I am an artist

I'll say it again to anyone who will read or listen. I am an artist. For my whole life I've been beaten down for this by a variety of people who will remain unnamed publicly. The message as to straighten up and fly right any time I was pursuing who I am. I have found that when I work day and night on my calling and expect to earn a living from my work that people don't quite respect what I'm doing and tell me to "get a real job." Well, I have a real job. I am an artist. And I always will be. Nobody is going to change that. It's like asking a gay person to be straight (or, for that matter, a straight person to be gay). I can act like a non-artist (and believe me, I've tried) but an artist is who I am. When I try to be anything else, bad things happen.

That said, I'm very angry and resentful this morning. Why? Because my commitment to my art led to the end of my marriage, just as I was recovering financially from the recession. I was 100-percent faithful to my wife, and I was a good father. Fortunately, my children love me because I've loved them and I have set them an example that has been a top priority for me to set: How to be who you are. When I was young, I was berated by the message to leave childish things behind, childish things defined by others to mean art as serious work. I wanted to major in music in college, but every time I brought the subject up I was told to "go get a good business degree so you can earn a living." I succumbed and majored in advertising, as at least that was somewhat creative. But it put me on a path in the early 1980s to a corporate world in which I had what I call my "22nd floor epiphany." I was on the 22nd floor of the Georgia Power building in Atlanta in 1997, pitching some campaign to Georgia Power executives and I have a panic attack. It was like the Talking Heads song, "My God, what have I done?" Two weeks later, I quit the ad agency and moved to Asheville, NC, to freelance and pursue my music.

Since then I've tried to slowly make the transition from creativity for the sake of business to creativity for the sake of creativity. Every time I bring up the subject of my music with family and some friends, they reply, "Yes, but what about your work?"

I have found in conversations with my fellow artists, be they musicians or dancers or visual artists or what have you, that they've experienced the same thing: That in the mainstream, somehow our work has less value, and we should get a "real job."

I'm not an artist because I want to be. I'm an artist because I have to be. It's what I am. Without my music, I do not want to live. Other than my children, nothing is more important than music to me. And, as I've alluded to above, I believe I am being the best father I can be by pursuing my art and being who I am at all costs. If I'd done this earlier in my life I wouldn't be struggling so much today emotionally, spiritually, mentally and yes financially. And whether they choose to be teachers or lawyers or cashiers or painters or baseball players or doctors or whatever, I just want them to know early that they can be what they want to be and who they are. I wish someone had gotten this message through to me when I was young—to all of you young readers out there: Listen to me. If I get through to you then my life was worthwhile. I don't want anyone to suffer like I have.
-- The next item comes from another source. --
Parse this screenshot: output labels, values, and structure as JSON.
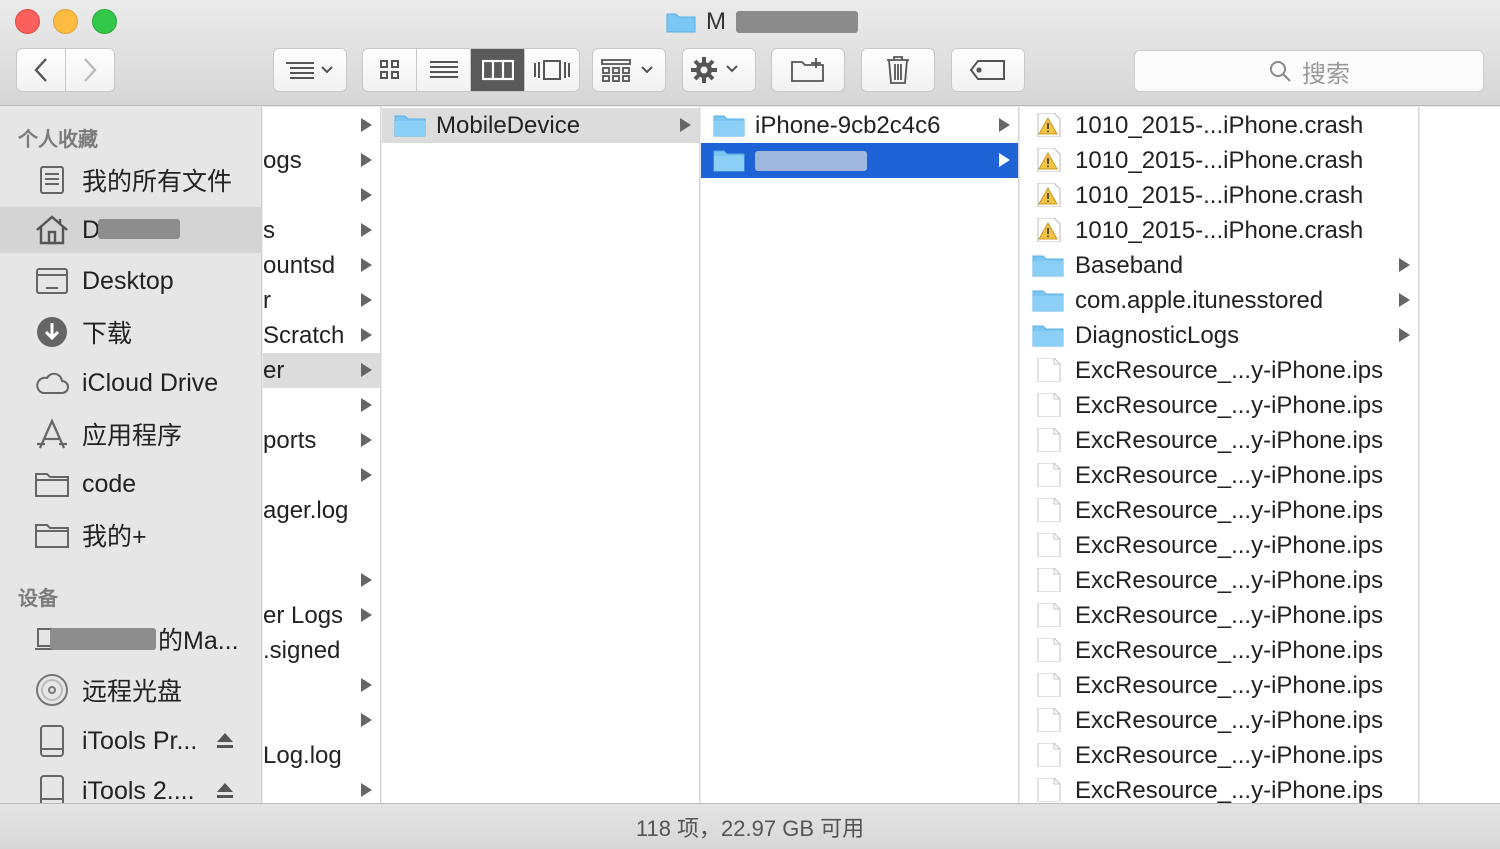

Which brings me to the point that was inspired by what I've gone through over the past two years and the incredible mistakes I've made in the interest of wanting to be loved and being a nice guy. Life is about the experience, not the money. But money matters in a certain way.

My point: I have an opportunity to reconnect with my 17 year-old daughter this week, who has been invited to be for the second year in a row a prestigious musical theatre workshop in New York City. This month I learned that my writing client who provides most of my income will not pay me because he didn't close a deal. I found myself without the money I needed to make the trip so I put all of my talent and creativity and technological resources to work. I made music available for next to nothing. I redesigned my websites. I finished an ebook and audio book and put it up for sale. This week, I spent hours and hours going through 10,000 of my original photographs to select 42 prints to sell online.
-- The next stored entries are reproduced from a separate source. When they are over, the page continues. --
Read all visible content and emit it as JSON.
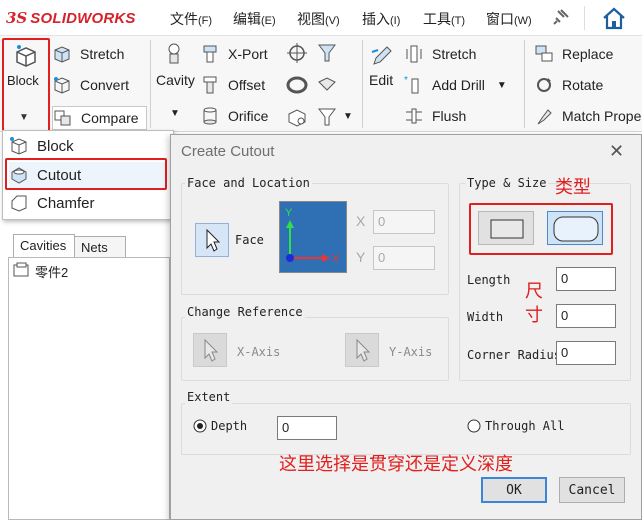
{
  "app": {
    "logo_ds": "3S",
    "logo_brand": "SOLIDWORKS"
  },
  "menu": [
    {
      "label": "文件",
      "key": "(F)"
    },
    {
      "label": "编辑",
      "key": "(E)"
    },
    {
      "label": "视图",
      "key": "(V)"
    },
    {
      "label": "插入",
      "key": "(I)"
    },
    {
      "label": "工具",
      "key": "(T)"
    },
    {
      "label": "窗口",
      "key": "(W)"
    }
  ],
  "ribbon": {
    "block": "Block",
    "stretch1": "Stretch",
    "convert": "Convert",
    "compare": "Compare",
    "cavity": "Cavity",
    "xport": "X-Port",
    "offset": "Offset",
    "orifice": "Orifice",
    "edit": "Edit",
    "stretch2": "Stretch",
    "add_drill": "Add Drill",
    "flush": "Flush",
    "replace": "Replace",
    "rotate": "Rotate",
    "match": "Match Prope"
  },
  "dropdown": {
    "block": "Block",
    "cutout": "Cutout",
    "chamfer": "Chamfer"
  },
  "panel": {
    "tab_cavities": "Cavities",
    "tab_nets": "Nets",
    "tree_item": "零件2"
  },
  "dialog": {
    "title": "Create Cutout",
    "face_location": "Face and Location",
    "face": "Face",
    "x_label": "X",
    "x_value": "0",
    "y_label": "Y",
    "y_value": "0",
    "type_size": "Type & Size",
    "type_note": "类型",
    "length_label": "Length",
    "length_value": "0",
    "width_label": "Width",
    "width_value": "0",
    "corner_label": "Corner Radius",
    "corner_value": "0",
    "size_note": "尺\n寸",
    "change_ref": "Change Reference",
    "x_axis": "X-Axis",
    "y_axis": "Y-Axis",
    "extent": "Extent",
    "depth_label": "Depth",
    "depth_value": "0",
    "through_all": "Through All",
    "extent_note": "这里选择是贯穿还是定义深度",
    "ok": "OK",
    "cancel": "Cancel"
  },
  "colors": {
    "accent_red": "#e0201f",
    "brand_red": "#d6222b",
    "face_preview": "#2f6fb3"
  }
}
Yet except for a few people (you know who you are, and thanks!), all I hear is the crickets. I know I'm good at what I do—many musicians and designers and music critics I respect have told me so and written great things about my work and professionalism - just look at my websites to see what folks are saying - www.daveturnermusic.com and www.daveturnercreative.com. I know my stuff is not everybody's thing, but unless people are lying to me, I produce excellent work. But kind comments aren't helping me. And in America it seems that art is undervalued. And it shows.

But family isn't undervalued to me. So the reason I put my photographs up for sale was as much for family as it was for me. A writing client who provides most of my income couldn't pay me this month because of a yet-to-close deal. And now in this challenging month I have the chance to reconnect with my wonderful daughter Gracie—I am supposed to take her to New York Sunday for a theatre workshop she's earned a place in for the second year in a row. She needs the experience in the theatre and with meand I worked my tail off to put my photography online to sell. So far it's generated $20. That won't get me to downtown Asheville. I've heard mostly silence. Nobody seems to understand that this opportunity with my daughter isn't a pleasure trip to New York. It's a chance to have something real, something that transcends money.
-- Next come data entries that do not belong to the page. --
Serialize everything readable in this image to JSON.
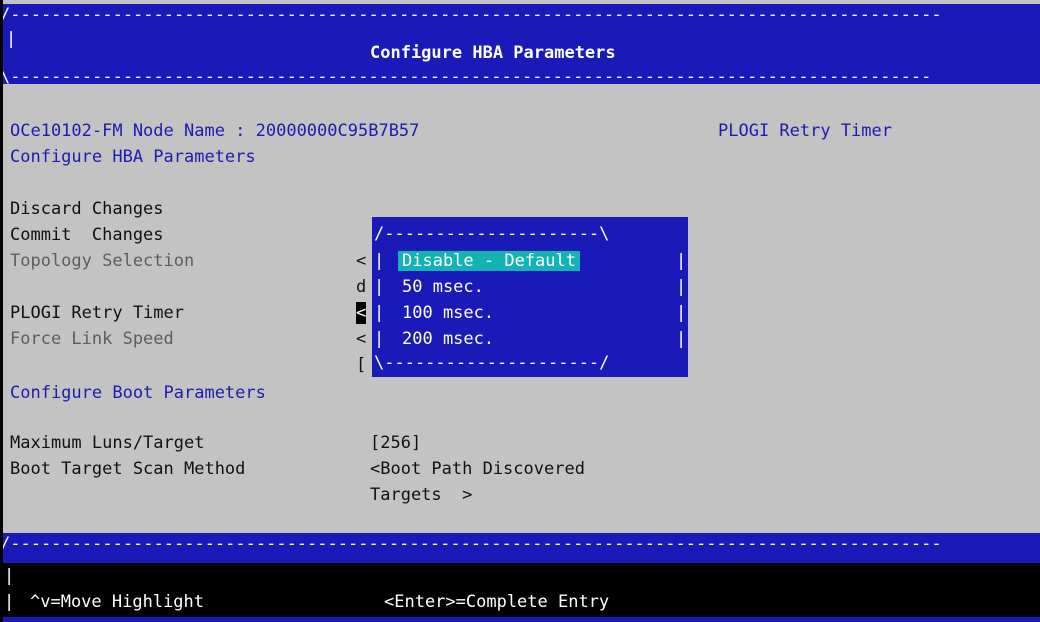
{
  "header": {
    "dash_top": "/-------------------------------------------------------------------------------------------",
    "left_border": "|",
    "title": "Configure HBA Parameters",
    "dash_bottom": "\\------------------------------------------------------------------------------------------"
  },
  "info": {
    "node_line": "OCe10102-FM Node Name : 20000000C95B7B57",
    "section_title": "Configure HBA Parameters",
    "help_title": "PLOGI Retry Timer"
  },
  "menu": {
    "discard": "Discard Changes",
    "commit": "Commit  Changes",
    "topology_label": "Topology Selection",
    "topology_value_frag": "<",
    "hidden_frag_d": "d",
    "plogi_label": "PLOGI Retry Timer",
    "plogi_value_frag": "<",
    "link_label": "Force Link Speed",
    "link_value_frag": "<",
    "hidden_frag_bracket": "[",
    "boot_section": "Configure Boot Parameters",
    "max_luns_label": "Maximum Luns/Target",
    "max_luns_value": "[256]",
    "scan_label": "Boot Target Scan Method",
    "scan_value_line1": "<Boot Path Discovered",
    "scan_value_line2": "Targets  >"
  },
  "popup": {
    "top_border": "/---------------------\\",
    "bottom_border": "\\---------------------/",
    "side": "|",
    "options": [
      "Disable - Default",
      "50 msec.",
      "100 msec.",
      "200 msec."
    ],
    "selected_index": 0
  },
  "footer": {
    "dash_top": "/-------------------------------------------------------------------------------------------",
    "left_border": "|",
    "hint_move": "^v=Move Highlight",
    "hint_enter": "<Enter>=Complete Entry"
  },
  "colors": {
    "panel_bg": "#c3c3c3",
    "frame_blue": "#1a1ab8",
    "highlight": "#14b3b3",
    "label_blue": "#1c1cb0",
    "disabled_grey": "#5d5d5d"
  }
}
And I believe that people would think differently of me if I was struggling as an unemployed accountant, or an out-of-work retail clerk, or a down-on-my-luck mechanic or engineer—pick a career. But I've been toiling away as an artist. And therefore, by many definitions, I haven't delivered any value or done any real work.

Why is it that folks think nothing of spending immense amounts of money on cable television or $30 entrees or $100 bar tabs on a Friday night, but that it's so outlandish for me to ask for something in return for my music, writing and photography? I've been called irresponsible by many people who think I should abandon my career and toil away at something meaningless. When I put a collection of photographs together to raise money for something that means so much to my exceptional daughter, I hear virtually nothing.

I may be burning bridges with this post—and under great stress I've posted things online that have been unwise and damaged my reputation. I've made mistakes that I have to take responsibility for. But much of what has happened to me over the last two years is not my fault.

I hope I leave for New York this Sunday with Gracie. Take a look and my music www.daveturnermusic.com and my photography at www.daveturnermusic.com/photostore.cfm. If I'm not delusional and you think it's good (I'm not and it is), how about sending me some love in the form of income for something that will give you pleasure, so I can show my daughter some love in the form of my being with her for a week and continuing in my quest to show her how to believe in herself and follow her dreams? Beyond my art, family is the most important thing of all, and I'm here for my kids in the best way I know how.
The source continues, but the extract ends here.